Tim Starks: I expect we’ll see the lowest buy rate of any Floyd fight since 2007. Hispanic fighters with non-Mexican or non-Puerto Rican heritages (with rare exceptions like Roberto Duran) never move figures in the United States. The promotion started late, as late as the Robert Guerrero fight, and we saw how that turned out. There is zero of the usual level of buzz for this fight, to the point that it’s being overshadowed by the Golden Boy’s Civil War within the Cold War, and to the point where Mayweather and Oscar De La Hoya are trying to get themselves injected into bigger stories like what’s happening with the Los Angeles Clippers. Maidana is the most hopeless betting underdog Mayweather has faced in forever. The price hike comes too closely on the heels of the most recent price hike, which people accepted begrudgingly. Down undercard compared to the Canelo undercard. We don’t really know what kind of numbers Mayweather-Guerrero did, but it was at least in the ballpark of 1 million.
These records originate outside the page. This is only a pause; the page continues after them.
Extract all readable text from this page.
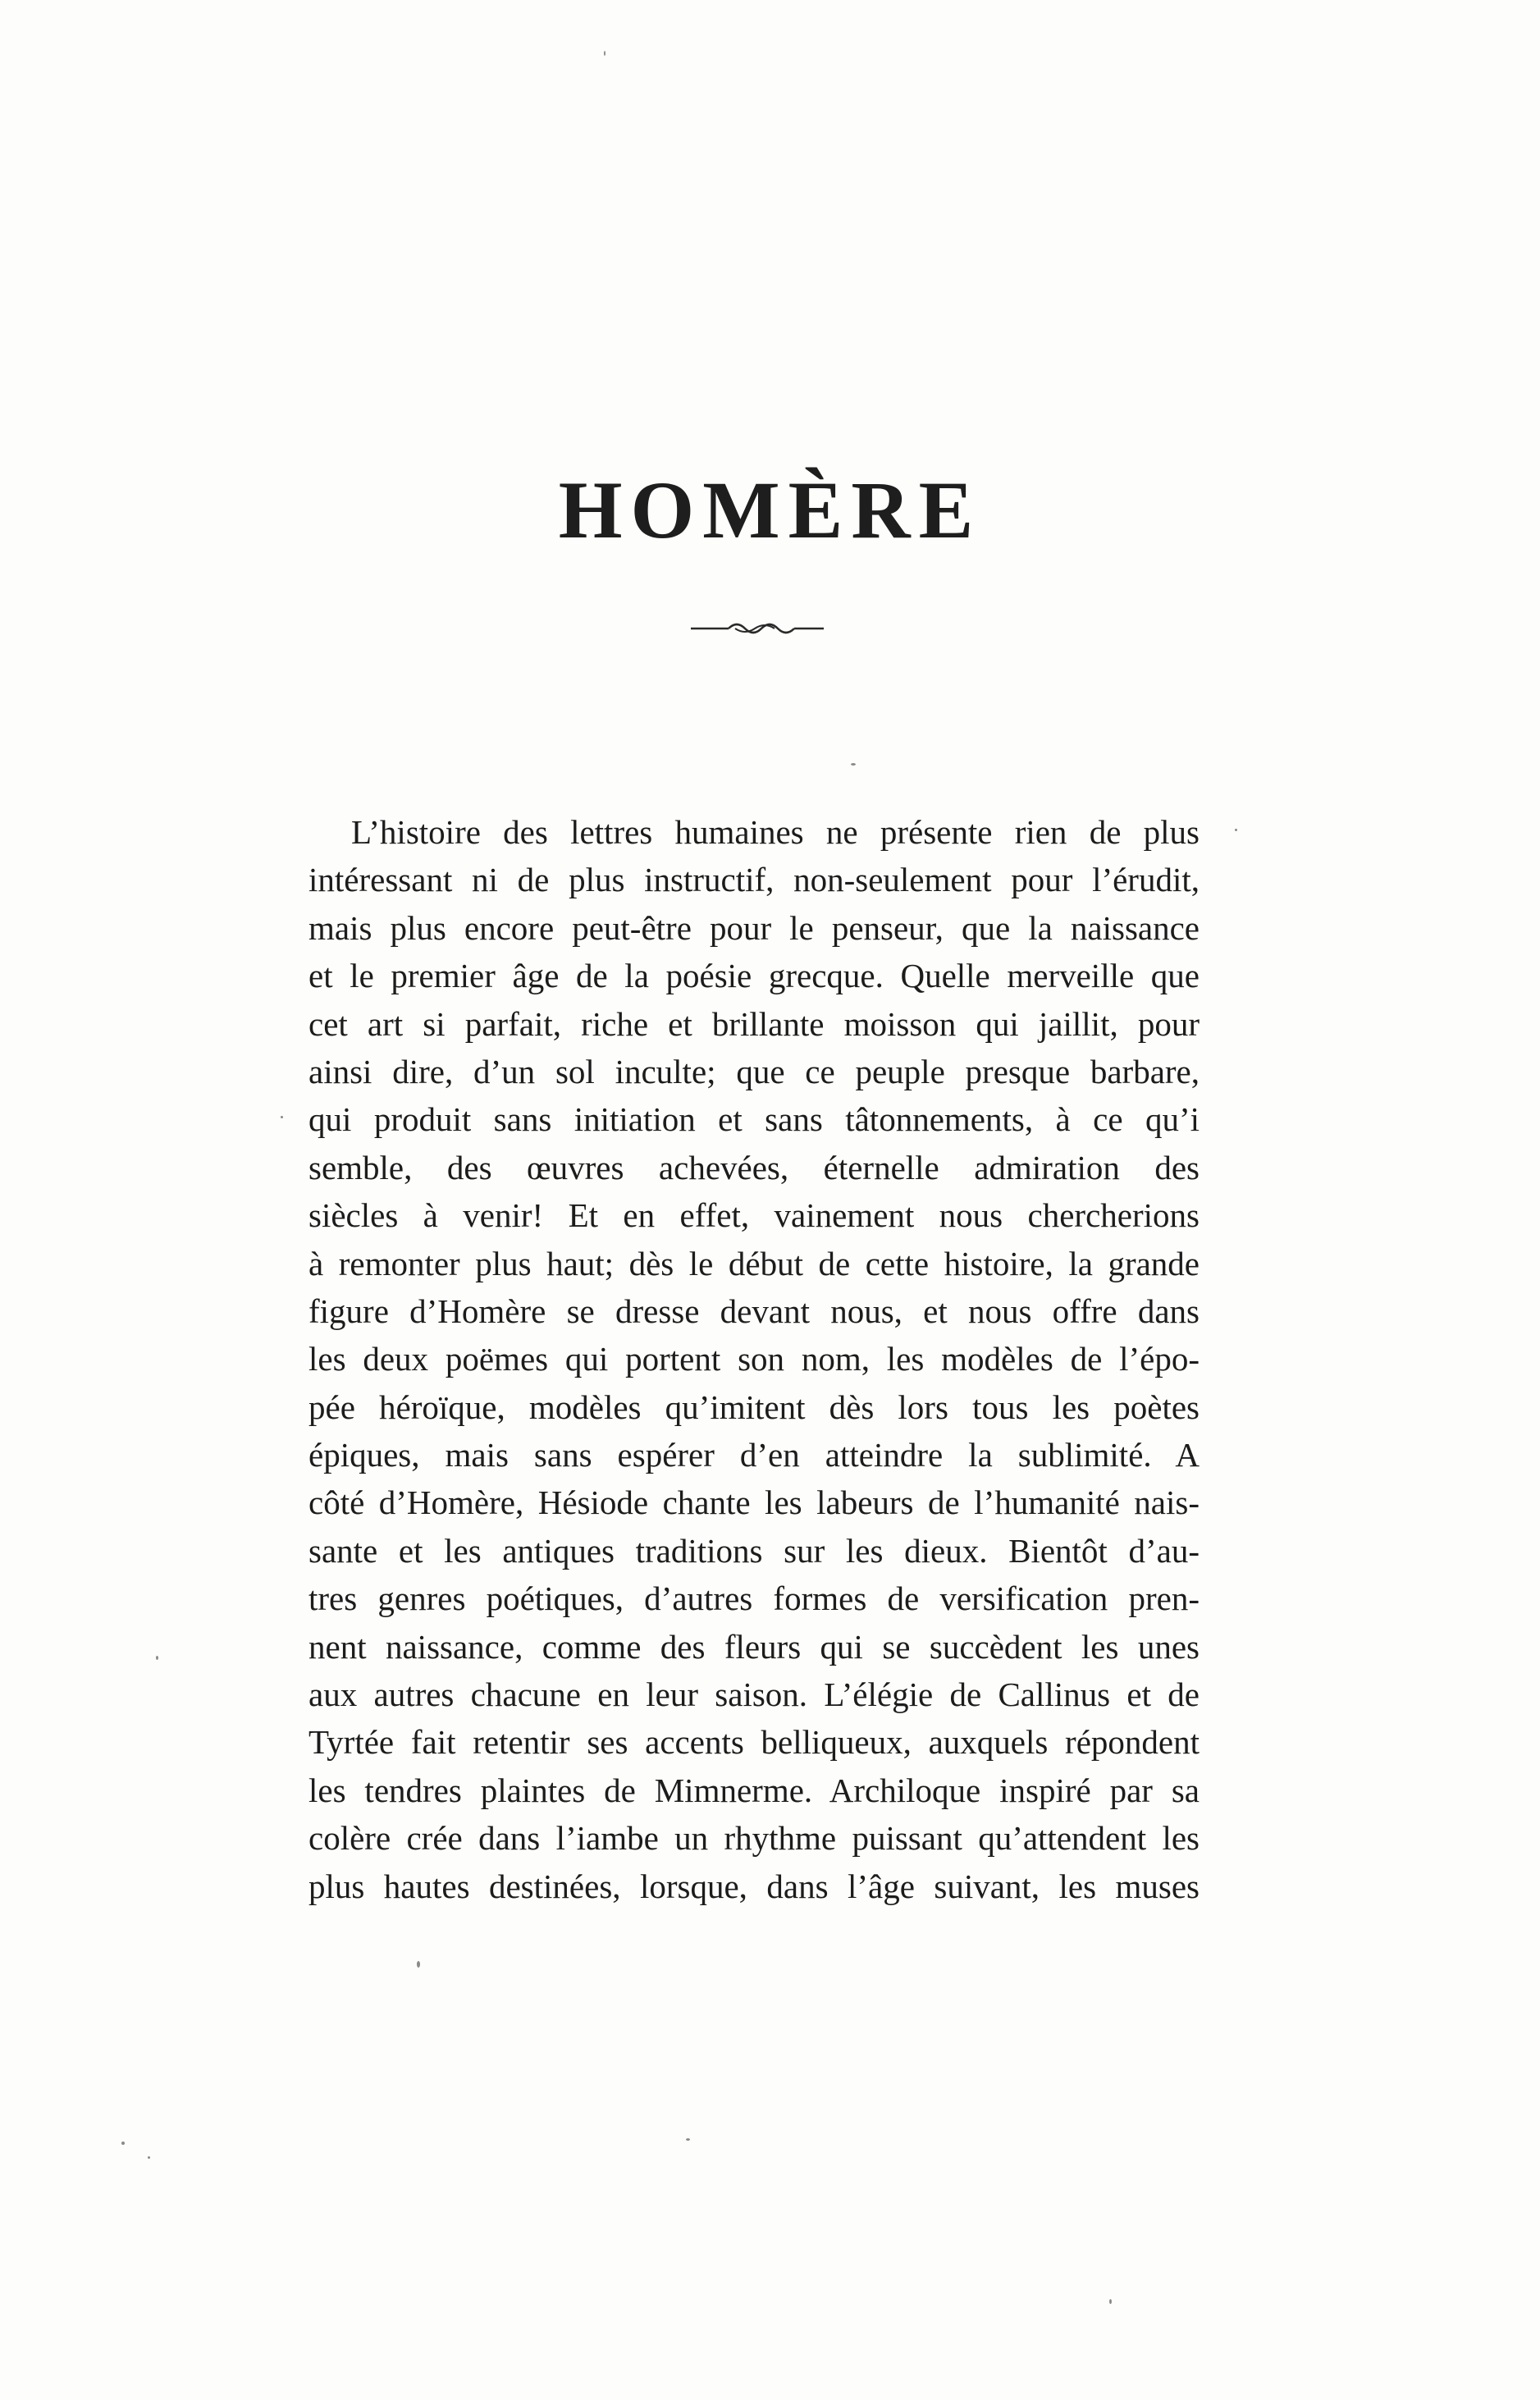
HOMÈRE
L’histoire des lettres humaines ne présente rien de plus
intéressant ni de plus instructif, non-seulement pour l’érudit,
mais plus encore peut-être pour le penseur, que la naissance
et le premier âge de la poésie grecque. Quelle merveille que
cet art si parfait, riche et brillante moisson qui jaillit, pour
ainsi dire, d’un sol inculte; que ce peuple presque barbare,
qui produit sans initiation et sans tâtonnements, à ce qu’i
semble, des œuvres achevées, éternelle admiration des
siècles à venir! Et en effet, vainement nous chercherions
à remonter plus haut; dès le début de cette histoire, la grande
figure d’Homère se dresse devant nous, et nous offre dans
les deux poëmes qui portent son nom, les modèles de l’épo-
pée héroïque, modèles qu’imitent dès lors tous les poètes
épiques, mais sans espérer d’en atteindre la sublimité. A
côté d’Homère, Hésiode chante les labeurs de l’humanité nais-
sante et les antiques traditions sur les dieux. Bientôt d’au-
tres genres poétiques, d’autres formes de versification pren-
nent naissance, comme des fleurs qui se succèdent les unes
aux autres chacune en leur saison. L’élégie de Callinus et de
Tyrtée fait retentir ses accents belliqueux, auxquels répondent
les tendres plaintes de Mimnerme. Archiloque inspiré par sa
colère crée dans l’iambe un rhythme puissant qu’attendent les
plus hautes destinées, lorsque, dans l’âge suivant, les muses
Mayweather-Ricky Hatton did 920,000. Book me for around 900,000, no worse than 800,00, just because Floyd vs. anyone sells that many.
I never realised before, but according to All Access, Floyd Mayweather is very rich and buys a lot of things. Is there any item or service that you would actually enjoy watching Mayweather buy?
Jeff Pryor: I’d love to see Floyd go to the DMV to renew his license. It’s probably the one thing he can’t pay someone to do for him; you just gotta go and wait in person. Otherwise I guess I’d have liked to see him write the check when he bought his weight advantage against Juan Manuel Marquez by not meeting the agreed to contracted weight. Just pre-planning to pay the penalty so you can massively outweigh your opponent without trying to cut weight at all — that’s definitely G.O.A.T. level stuff.
Matthew Swain: At this point I would rather watch a Girls marathon than see Mayweather spend his money or show off his cars.
Sam Sheppard: I’d like to see him shopping for Leonard Ellerbe’s birthday present. If only to witness how little thought Floyd puts into it, and how disproportionately prideful his lovestruck stooge is upon receipt. #TheMoment when Ellerbe holds their embrace a little too long would be worth all those hours of Bugattis and white paint.
Andrew Harrison: A personality – maybe a bit of happiness? Mooching about with those concubines while fixating on wealth, trotting out his familiar, wooden lines, peacocking in clubs and being unable to connect with his kids on All Access depicted Floyd as an almost pitiful figure.
Patrick Connor: A total memory implant vacation, like from the original Total Recall. You know, guns, aliens, abdominal mutants, guys with faces that look like sexual organs, a woman with three breas-… No. There’s not really anything I’d enjoy watching Floyd Mayweather buy. Sam’s idea about seeing him buy Leonard Ellerbe a birthday present is damn solid, though.
Alex McClintock: The LA Clippers. (Read: No, I’ve seen Mayweather buy everything already).
Tim Starks: Just reading about him buying Chili Cheese Fritos in prison really made me want to see him in prison overall, like a ghost following him around for the whole time so I could know whether he really got that rib injury while trying to grab some lotion. But witnessing the purchase of the Fritos is secondary to the urge to prison-shadow him because I’d be laughing at everything that happened to him in prison. Really, anything I can think of wanting to watch him purchase is secondary to WHY he’s purchasing it. Hemorrhoid cream because he has hemorrhoids, walking into a payday cash advance store after he loses his fortune post-retirement, that kind of thing.